The fourth Svitla Ruby Conference (aka RubyC) took place as usual in Kiev on the 4-5th June. Organized by Svitla Systems, RubyC once again proved to be the biggest Ukrainian event devoted to Ruby, Ruby on Rails, and related technologies, having gathered almost 400 developers from all over Europe. For the first time, RubyC became a fully English-speaking conference and a truly international one. It was included in the Top 10 International Ruby events of the year, so no wonder Ruby developers and experts not only from Ukraine, but also from Italy, Germany, Serbia, Slovenia, Russia, Poland and Belarus participated in RubyC this year.

In two days, RubyC presented 13 speakers, who gave wonderful and insightful speeches, outlining the hottest topics and latest changes in Ruby. We thank them all for coming and presenting on RubyC-2016 and gladly share videos for everyone interested.

RubyC expresses its kindest gratitude to Ruby Sponsors - N-iXDataArt and Global Logic for their support!

 

SO, HOW DID IT GO?

 

DAY 1

Robert Pankowezki (Poland) introduced Saga Pattern and “killed” the audience with his knowledge and many-many-many examples of code. After his speech it was hard to resist applying in practice all this information to one’s legacy app.

 

Andy Pike (Great Britain) discussed how not to become a zombie while maintaining your Rails app. If you wonder how Star Wars, unicorn, and sumo wrestler can relate to Rails, just ask Andy Pike. Supported with bursts of laughter, the presentation contained living illustrations and useful recommendations on how to escape complex and unmaintainable code that will finally lead to the “heat death of university”.

 

Aaron Cruz (USA/Austria) understands that nothing lasts forever and someday Ruby also will need an alternative. Aaron sees the best and nearest candidates in Go, Elixir and a newcomer Crystal. In his presentation, he showed code examples and discussed features and peculiarities of each of them.

 

Adam Niedzielski (Poland) is not a person to waste time and money in vain. He always works for perspective though he confessed that he’d never prototyped anything! The aim of his presentation was to share with the audience how to select the right (read «long-term perspective») gems for your app to make it quickly and at the same time keep in mind how this app will look like in 5 years.

 

Elena Morgun (Ukraine) presented microservices as a solution that helps split application into smaller parts.

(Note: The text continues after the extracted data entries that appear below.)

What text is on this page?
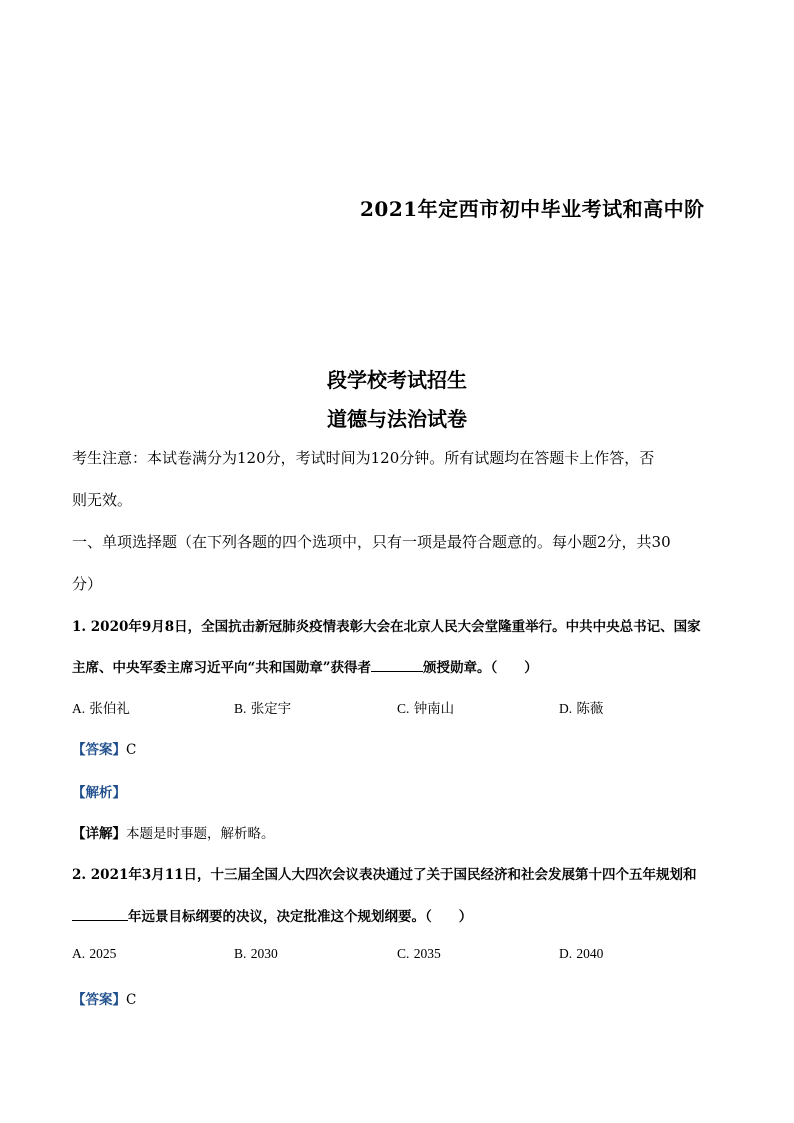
2021年定西市初中毕业考试和高中阶
段学校考试招生
道德与法治试卷
考生注意：本试卷满分为120分，考试时间为120分钟。所有试题均在答题卡上作答，否
则无效。
一、单项选择题（在下列各题的四个选项中，只有一项是最符合题意的。每小题2分，共30
分）
1. 2020年9月8日，全国抗击新冠肺炎疫情表彰大会在北京人民大会堂隆重举行。中共中央总书记、国家
主席、中央军委主席习近平向“共和国勋章”获得者	颁授勋章。（　　）
A. 张伯礼	B. 张定宇	C. 钟南山	D. 陈薇
【答案】C
【解析】
【详解】本题是时事题，解析略。
2. 2021年3月11日，十三届全国人大四次会议表决通过了关于国民经济和社会发展第十四个五年规划和
年远景目标纲要的决议，决定批准这个规划纲要。（　　）
A. 2025	B. 2030	C. 2035	D. 2040
【答案】C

Of course, there is nothing innovative in splitting system into separate blocks for developers, however, microservices bring a new breath of air in this context. Well-structured speech was very well received.

 

Yorick Peterse (Netherlands) introduced GitLab and told about its problems connected with performance. He shared the experience of how they overcame the issues in their Rails application. Those who face similar problems with Rails apps received solutions to be taken to use in their own projects.

 

Miha Rekar (Slovenia) was a speaker with a secret topic, which turned out to be “Flame Graphs” – something definitely new and useful in terms of performance analysis. Miha explained how to read flame graphs to find the hot spots where your Software performance is low and optimize them.

 

DAY 2

Michael Serdyuk (Ukraine) started his speech putting a philosophic question in front of the audience: “For whom is the code written?” And the answer was not the client or product owner. First of all, it is you and your colleagues, keeping in mind new people and yourself in the future. Michael took most of his principles of good code from real life and his presentation was insightful and full of wisdom.

 

Мichael Bortnik (Ukraine) is a person absolutely in love with mRuby, who doesn’t stop exploring and having fun doing it. It was interesting to hear about embedding of mRuby into other languages and launching it at micro-controller devices.

 

Andrey Savchenko (Ukraine) showed in real examples an easy approach to simplify your code. One of his advice was to avoid metaprogramming all possible ways. This provoked a kind of disagreement among the audience. Andrey is always striving to create simple code that will be understood by everyone and easily tested.

 

Bozhidar Batsov (Bulgaria) right from the start won over the audience with his warm and simple manner, singing “Hakuna Matata” and making a funny quiz about himself. Bozhidar encouraged Ruby developers, who are in their way from novice to master with valuable advices and handy insights, mentioning also aspects one cannot go on without during the travel to perfection.

 

Dmitriy Zimin (Ukraine) shared his personal experience about a project that combined ASP.Net platform, Ruby language and Cucumber as a testing tool. Dmitriy was glad to present his non-trivial approach to make it all work. The presentation ended with a friendly arm-wrestling duel between him and anyone, who dared to ask questions.

 

Ben Lovell (Great Britain) did not leave anyone indifferent about his full of humor presentation. The message Ben tried to deliver is that everyone uses OpenSource software; however, nobody guesses how one can contribute to them. Ben shared the ways YOU can help, and it is not all about money.

 

 

Thank you all and hope to see even more people next year!